This gets to the heart of testing, and there isn’t any one answer that’s going to be right for every company or every situation. In testing, as in many endeavors, there are tradeoffs between what is ideal and what is practical.

For your calculator example, you might decide to create 4 scripts to test addition, subtraction, multiplication, and division. Here’s an example multiplication script that multiplies every pair of numbers in the range 1 to 100:

```
-- Multiplication.script
repeat with num1 = 1 to 100
repeat with num2 = 1 to 100
TypeText num1
Click "MultiplyButton"
TypeText num2
Click "EqualsButton"
TypeCommand "C" -- copy answer to clipboard
put the remoteClipboard into answer
if answer is not equal to num1 times num2 then
LogError "Wrong Answer: " & answer & " for " & num1 & " * " & num2
end if
end repeat
end repeat
```

This seems like a nice straightforward approach to testing a calculator, but there are problems here. First of all, it only tests numbers up to 100. There are no really large operands or results being tested. And even at that, it’s going to perform 10,000 operations, multiplying every possible combination of the numbers between 1 and 100, which will take a very long time.

A more useful approach will not test every possible combination, but will try instead to exercise the calculator with a variety of different numbers, and will also pay special attention to what happens in cases that might be “problematic”, such as multiplying by 0, or by a negative number.

To show one way you might go about this with the calculator, let’s first make our script more modular, by separating out the part that chooses the numbers to test from the part that tests a particular multiplication, which we’ll turn into its own script:

```
-- TestMultiply.script
params num1, num2, expectedAnswer
TypeText num1
Click "MultiplyButton"
TypeText num2
Click "EqualsButton"
TypeCommand "C" -- copy answer to clipboard
put the remoteClipboard into answer
if answer is not equal to expectedAnswer then
LogError "Wrong Answer for " & num1 & " * " & num2 & \
" Expected " & expectedAnswer & " but got " & answer
end if
```

Now we can call this script from multiple places in our main test. Here’s a script that combines several approaches:

```
-- Multiplication.script
-- first, test a sampling of values throughout a range
repeat with num1 = -10000 to 5000 stepping by 451
repeat with num2 = -5000 to 10000 stepping by 613
TestMultiply num1, num2, num1*num2
end repeat
end repeat
-- next, test some random numbers
repeat 100 times
-- choose two random integers between -10,000 and 10,000
set num1 to random(-10000,10000)
set num2 to random(-10000,10000)
TestMultiply num1, num2, num1*num2
end repeat
-- finally, try some specific values that may be "problematic"
TestMultiply 0, 10000, 0
TestMultiply 10000, 0, 0
TestMultiply 0, 0, 0
```

Planning out how to test your application is very important, and will help you decide how to best organize your scripts. I hope the example above at least helps give you some things to think about. Keeping things modular can be very helpful (as done above to separate the main interaction into its own TestMultiply script).

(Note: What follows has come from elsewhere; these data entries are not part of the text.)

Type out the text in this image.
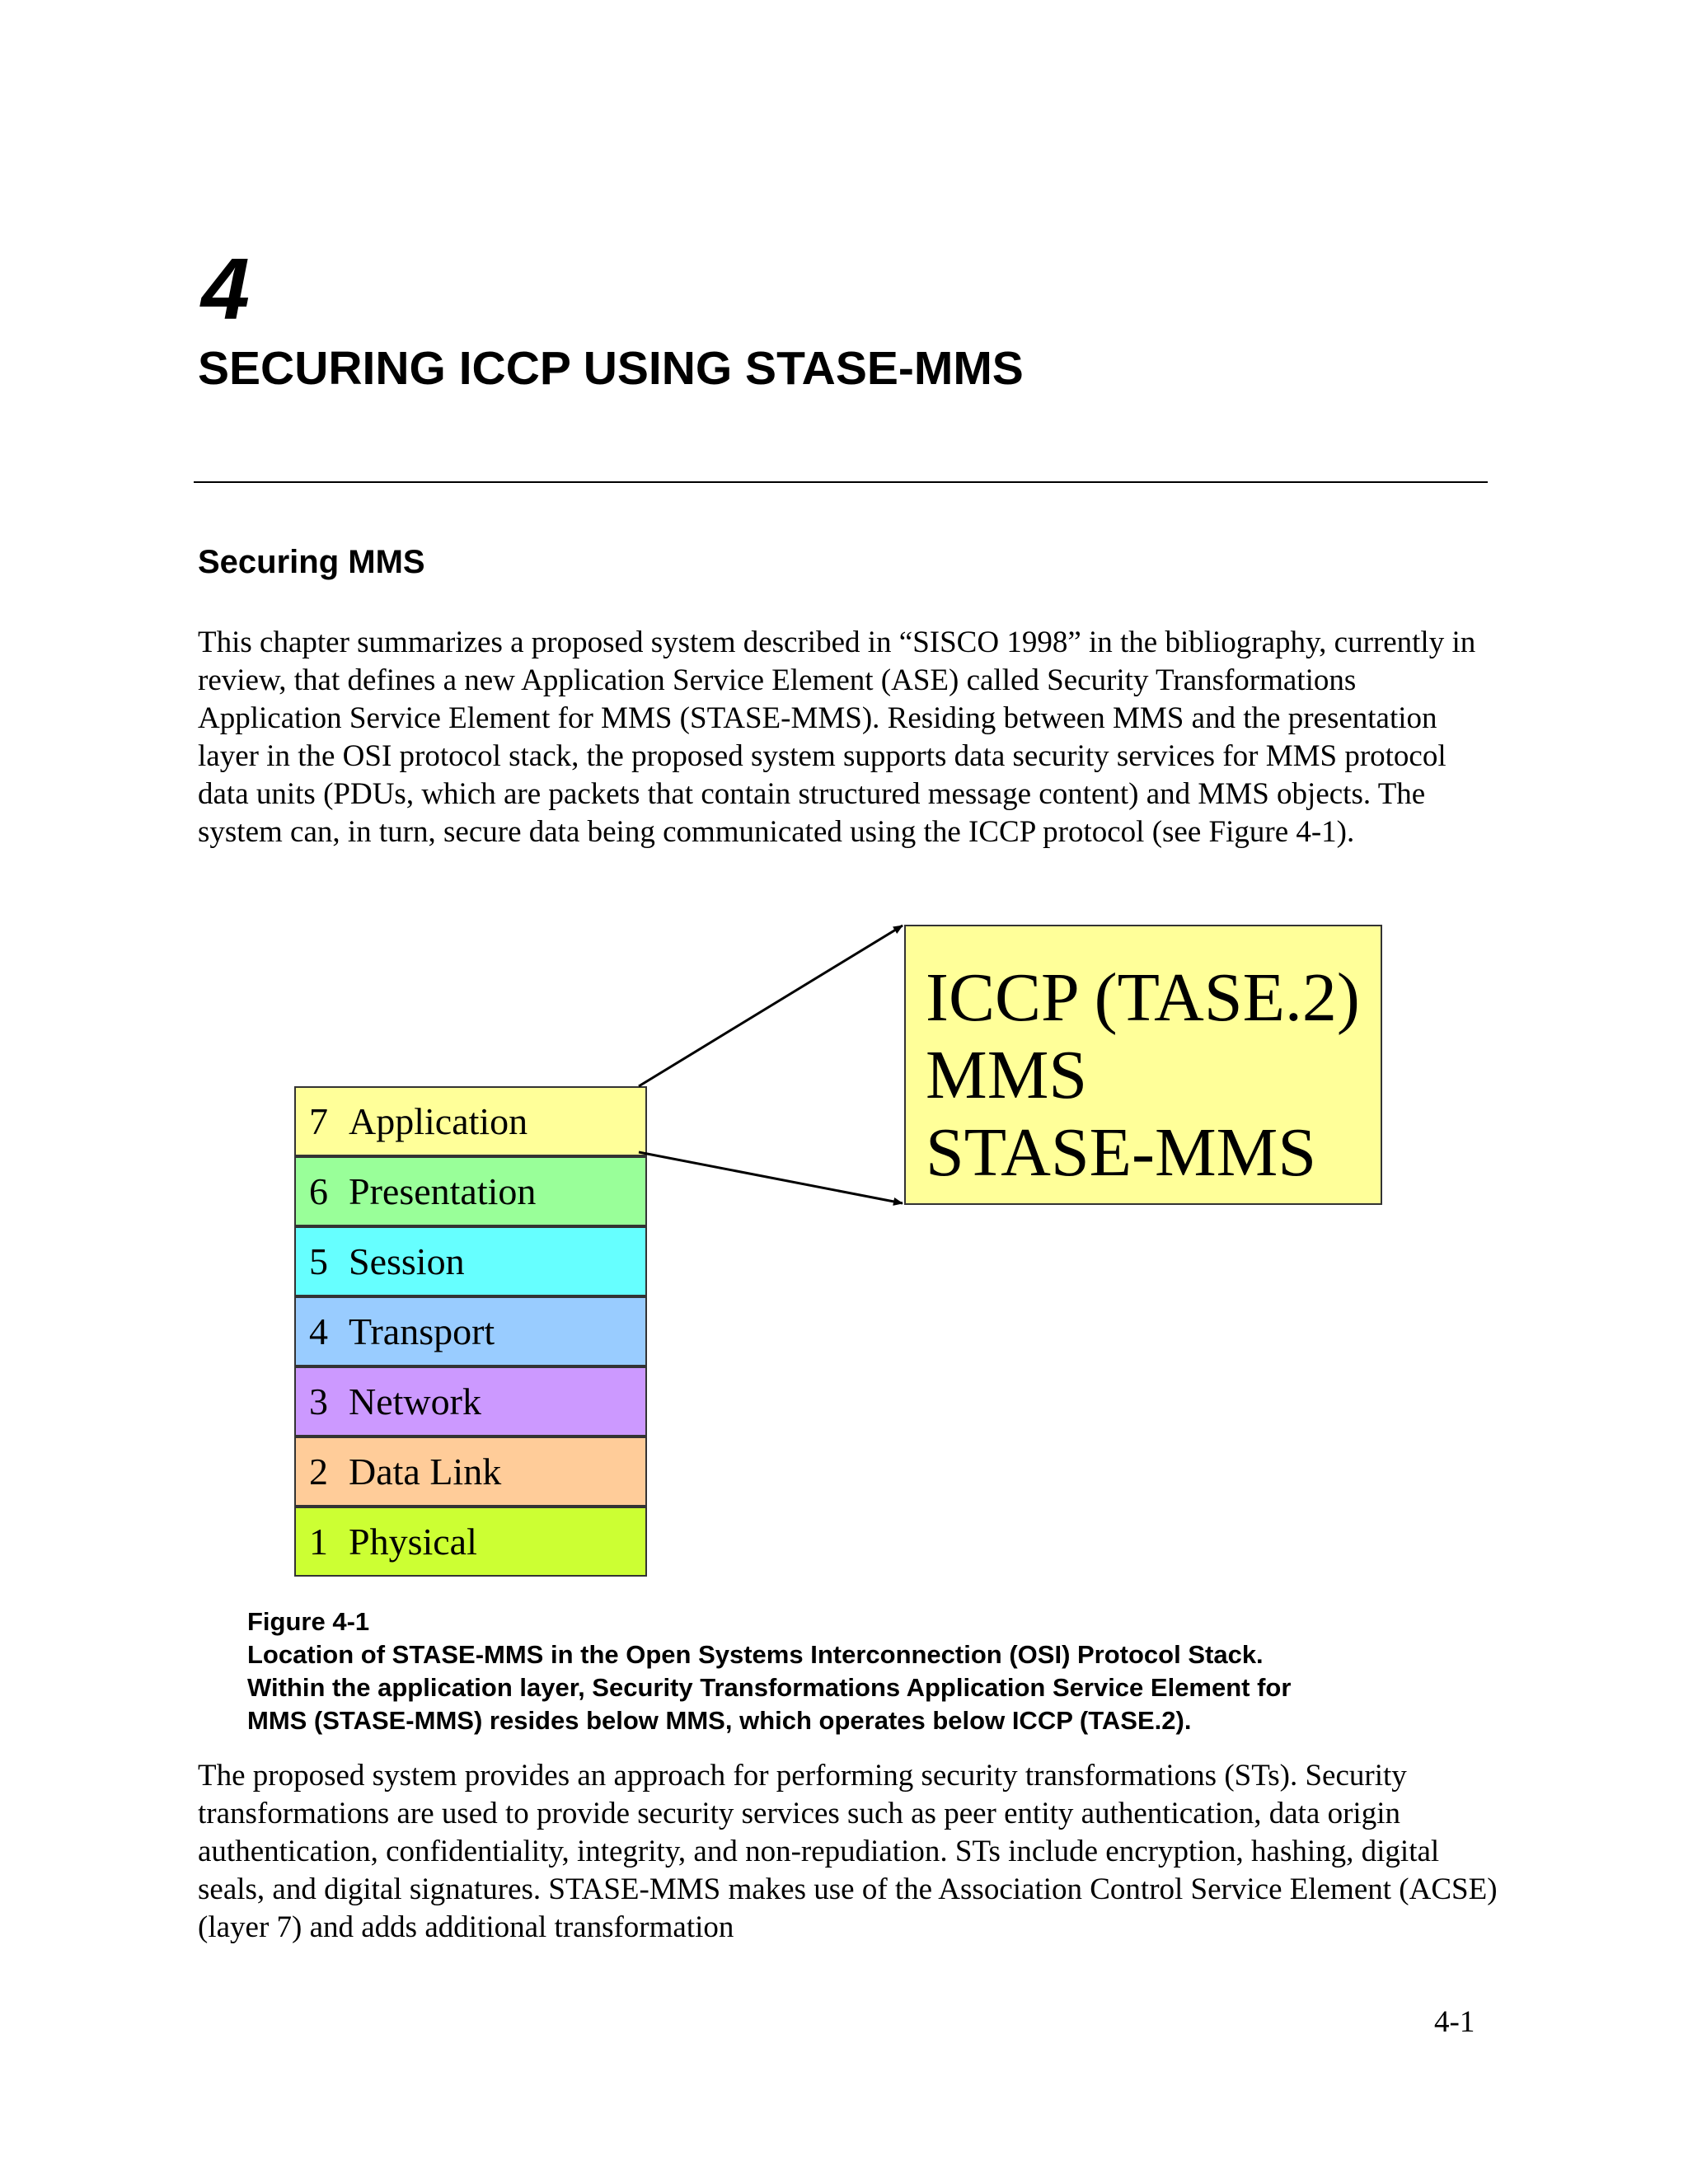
4
SECURING ICCP USING STASE-MMS
Securing MMS

This chapter summarizes a proposed system described in “SISCO 1998” in the bibliography, currently in review, that defines a new Application Service Element (ASE) called Security Transformations Application Service Element for MMS (STASE-MMS). Residing between MMS and the presentation layer in the OSI protocol stack, the proposed system supports data security services for MMS protocol data units (PDUs, which are packets that contain structured message content) and MMS objects. The system can, in turn, secure data being communicated using the ICCP protocol (see Figure 4-1).

7 Application
6 Presentation
5 Session
4 Transport
3 Network
2 Data Link
1 Physical
ICCP (TASE.2)
MMS
STASE-MMS
Figure 4-1
Location of STASE-MMS in the Open Systems Interconnection (OSI) Protocol Stack.
Within the application layer, Security Transformations Application Service Element for
MMS (STASE-MMS) resides below MMS, which operates below ICCP (TASE.2).

The proposed system provides an approach for performing security transformations (STs). Security transformations are used to provide security services such as peer entity authentication, data origin authentication, confidentiality, integrity, and non-repudiation. STs include encryption, hashing, digital seals, and digital signatures. STASE-MMS makes use of the Association Control Service Element (ACSE) (layer 7) and adds additional transformation

4-1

Also think about focusing your testing on the most critical areas of your application, or on things that you think are the most likely to have problems (“high risk” areas of your application), since in any non-trivial application it is never going to be possible to test every possible set of values.

It would be interesting to hear ideas from other Eggplant users about how they go about this. Anyone?